In a sign of banks' increased perception that loans are becoming riskier, they are demanding 95 basis points more than the European Central Bank's key interest rate to lend three- month cash in euros, up from an average of 25 basis points in the first half of the year.
``The stresses and strains on the interbank and by extension the financial markets are liable to remain with us well into the first quarter of 2008,'' said Padhraic Garvey, ING Bank NV's head of investment-grade debt strategy in Amsterdam. ``Elevated fixings will remain an issue for the coming weeks and months beyond year-end.''
The three-month euro rate has risen from 3.73 percent on Jan. 2, when the ECB's main refinancing rate was 3.5 percent, and from 4.18 percent on July 2.
Stocks Decline
The cost of borrowing for three months in dollars fell 2 basis points to 4.97 percent, the BBA said today. That's 72 basis points higher than the Federal Reserve's target rate, up from an average of 11 basis points in the first half of the year and 16 basis points at the end of October.
The rate for pounds dropped 1 basis point to 6.5 percent, 100 basis points higher than the Bank of England's benchmark interest rate. The spread averaged 34 basis points more than the central bank's key interest in the first half and is up from 53 basis points at the end of October.
Stocks fell, with the Standard and Poor's 500 Index declining 0.4 percent. The so-called TED spread, the difference between the amount the government and banks charge for three- month loans, was at 2.1 percentage points, up from 0.35 percentage point at the start of the year, signaling increased reluctance among banks to lend.
Two-week money rates soared, reflecting the need for loans that will cover borrowers through to the end-of-year holiday period. The euro rate rose a record 81 basis points to 4.95 percent, the highest since April 2001, the BBA said. The two- week rate for dollars jumped 73 basis points to 5.11 percent.
Australian money-market rates climbed to the highest since 1996 earlier today and Japanese rates held near a 12-year high.
Subprime Fallout
Citigroup, the biggest U.S. bank by assets, follows HSBC Holdings Plc, Societe Generale SA and WestLB AG in bailing out so-called structured investment vehicles, or SIVs. The funds have cut their holdings by more than 25 percent since August to $298 billion, according to Moody Investors Service.
The fallout from the collapse of the U.S. subprime-mortgage market has been felt around the globe. In Florida, schools and towns pulled almost half their money last month from a $27 billion state-run fund after discovering it invested in defaulted and downgraded SIVs.
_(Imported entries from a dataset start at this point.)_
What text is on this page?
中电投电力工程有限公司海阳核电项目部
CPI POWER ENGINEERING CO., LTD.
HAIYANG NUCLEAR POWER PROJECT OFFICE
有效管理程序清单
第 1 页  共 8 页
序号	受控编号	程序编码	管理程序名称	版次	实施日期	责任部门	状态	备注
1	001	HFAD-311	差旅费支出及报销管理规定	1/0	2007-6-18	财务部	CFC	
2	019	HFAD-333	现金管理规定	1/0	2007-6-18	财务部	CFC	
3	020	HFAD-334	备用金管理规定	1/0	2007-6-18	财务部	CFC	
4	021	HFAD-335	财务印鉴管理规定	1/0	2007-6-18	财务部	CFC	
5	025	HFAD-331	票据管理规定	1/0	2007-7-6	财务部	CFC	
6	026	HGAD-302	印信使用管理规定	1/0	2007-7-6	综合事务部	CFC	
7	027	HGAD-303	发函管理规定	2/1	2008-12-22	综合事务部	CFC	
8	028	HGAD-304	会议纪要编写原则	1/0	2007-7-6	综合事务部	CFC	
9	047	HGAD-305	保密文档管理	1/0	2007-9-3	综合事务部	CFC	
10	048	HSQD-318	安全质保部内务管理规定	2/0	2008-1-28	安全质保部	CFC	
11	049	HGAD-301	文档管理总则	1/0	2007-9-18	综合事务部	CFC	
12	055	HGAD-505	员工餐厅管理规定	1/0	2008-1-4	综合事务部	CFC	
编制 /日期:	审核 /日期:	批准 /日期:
Charlotte, North Carolina-based Bank of America, the second-largest U.S. bank, said last week it will liquidate a $12 billion enhanced cash fund after losses on holdings.
`Risk Grows Daily'
``It may be some time before the banks work through their capital constraints and get back to lending and risk-seeking again.'' William O'Donnell, head of U.S. government-bond strategy in Connecticut at UBS Securities LLC, wrote in a note to clients today. ``The recession risk grows daily.''
Derivatives based on money-market rates imply the spread between Fed base rates and three-month rates will remain at more than twice the historical average ``well into'' 2009, O'Donnell said.
Implied yields on Euribor futures contracts expiring this month through June 2009 rose today, with the December contract climbing 2 basis points to 4.93 percent. The implied yield on the March 2008 contract gained 3 basis points to 4.62 percent.
The Fed plans four auctions, including two this month that will add as much as $40 billion to the markets. The first U.S. auction will be $20 billion on Dec. 17. The second, on Dec. 20, will provide up to $20 billion. The central bank plans two more auctions, Jan. 14 and Jan. 28, with possible additional operations thereafter, the Fed said.